"Perhaps the most impressive of all the cookbook blogs are the three devoted to the 2004 edition of Gourmet magazine's "The Gourmet Cookbook" -- all 5¼ pounds and 1,300-odd recipes of it. Befitting this culinary Everest, all three writers are overachievers in their professional lives."

--Lee Gomes, The Wall Street Journal, May 28, 2008
"I should have told you before how much I've been enjoying reading your thoughts. You seem like such a great cook."

--Ruth Reichl, Editor-in-Chief of Gourmet Magazine, June 8 2008, comment on "Chocolate Velvet Ice Cream".

Thursday, June 7, 2007

Panfried Pressed Poussins

Those of you in the cooking world may have come across the technique of flattening poultry to cook it. No, this does not involve running it over with your riding lawnmower, you cut out the backbone and then do some fancy poultry origami moves, tucking the legs and wings into special slits that you cut into the skin so it can be squashed flat and cooked.

I had read about this notion, but it was all academic to me until last night when I cooked Panfried Pressed Poussins.

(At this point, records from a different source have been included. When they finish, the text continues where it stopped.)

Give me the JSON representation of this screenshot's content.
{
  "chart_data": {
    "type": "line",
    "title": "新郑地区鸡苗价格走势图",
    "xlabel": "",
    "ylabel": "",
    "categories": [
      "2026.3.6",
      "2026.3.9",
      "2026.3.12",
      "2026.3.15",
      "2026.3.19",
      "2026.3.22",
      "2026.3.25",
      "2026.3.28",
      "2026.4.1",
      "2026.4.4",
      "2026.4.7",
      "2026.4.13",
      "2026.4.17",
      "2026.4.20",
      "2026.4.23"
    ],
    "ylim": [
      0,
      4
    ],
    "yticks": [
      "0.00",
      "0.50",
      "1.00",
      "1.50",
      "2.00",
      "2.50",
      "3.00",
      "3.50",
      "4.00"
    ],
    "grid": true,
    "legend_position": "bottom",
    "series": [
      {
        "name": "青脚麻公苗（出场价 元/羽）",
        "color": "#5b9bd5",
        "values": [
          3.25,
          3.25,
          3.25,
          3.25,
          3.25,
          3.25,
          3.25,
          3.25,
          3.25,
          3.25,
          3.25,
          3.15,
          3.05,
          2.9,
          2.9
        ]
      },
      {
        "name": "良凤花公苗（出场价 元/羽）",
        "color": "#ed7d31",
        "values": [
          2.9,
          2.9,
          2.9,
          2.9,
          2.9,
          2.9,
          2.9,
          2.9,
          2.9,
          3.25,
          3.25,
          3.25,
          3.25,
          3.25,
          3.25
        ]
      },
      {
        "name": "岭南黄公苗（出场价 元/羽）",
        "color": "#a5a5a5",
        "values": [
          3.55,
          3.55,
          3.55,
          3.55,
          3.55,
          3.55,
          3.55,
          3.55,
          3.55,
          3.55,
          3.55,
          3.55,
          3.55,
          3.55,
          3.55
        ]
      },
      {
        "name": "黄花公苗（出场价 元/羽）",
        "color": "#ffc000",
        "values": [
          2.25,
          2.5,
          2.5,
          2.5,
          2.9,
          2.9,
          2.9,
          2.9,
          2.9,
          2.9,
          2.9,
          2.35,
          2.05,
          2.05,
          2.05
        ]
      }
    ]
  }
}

Now you're talking to a girl here who has had to pound on lobsters with a hammer, so I was a little apprehensive about cutting out poultry backbones with kitchen shears. They did just fine, though--a few snips and that bird was ready for the origami treatment.

By the way, if you're scratching your head about "poussins", that is French for "small chickens that you can only buy in NYC".

The recipe has you panfry the poussin (game hen for me) in a skillet, with a weighted skillet on top. I was searching the pantry for the right combination of tomato cans and pickle jars to weigh it down when I realized I had half of a 5 lb. jar of honey. Perfect! (why, you may ask, does one buy a 5 lb. jar of honey? Well, why not.)

I must say, as a technique for cooking poultry this works extremely well--the idea is that you're flattening the meat into one compact plane so it cooks evenly. And it does. AND if you like the idea of eating something that looks like it's been run over by a steamroller in a Roadrunner cartoon, this is the recipe for you!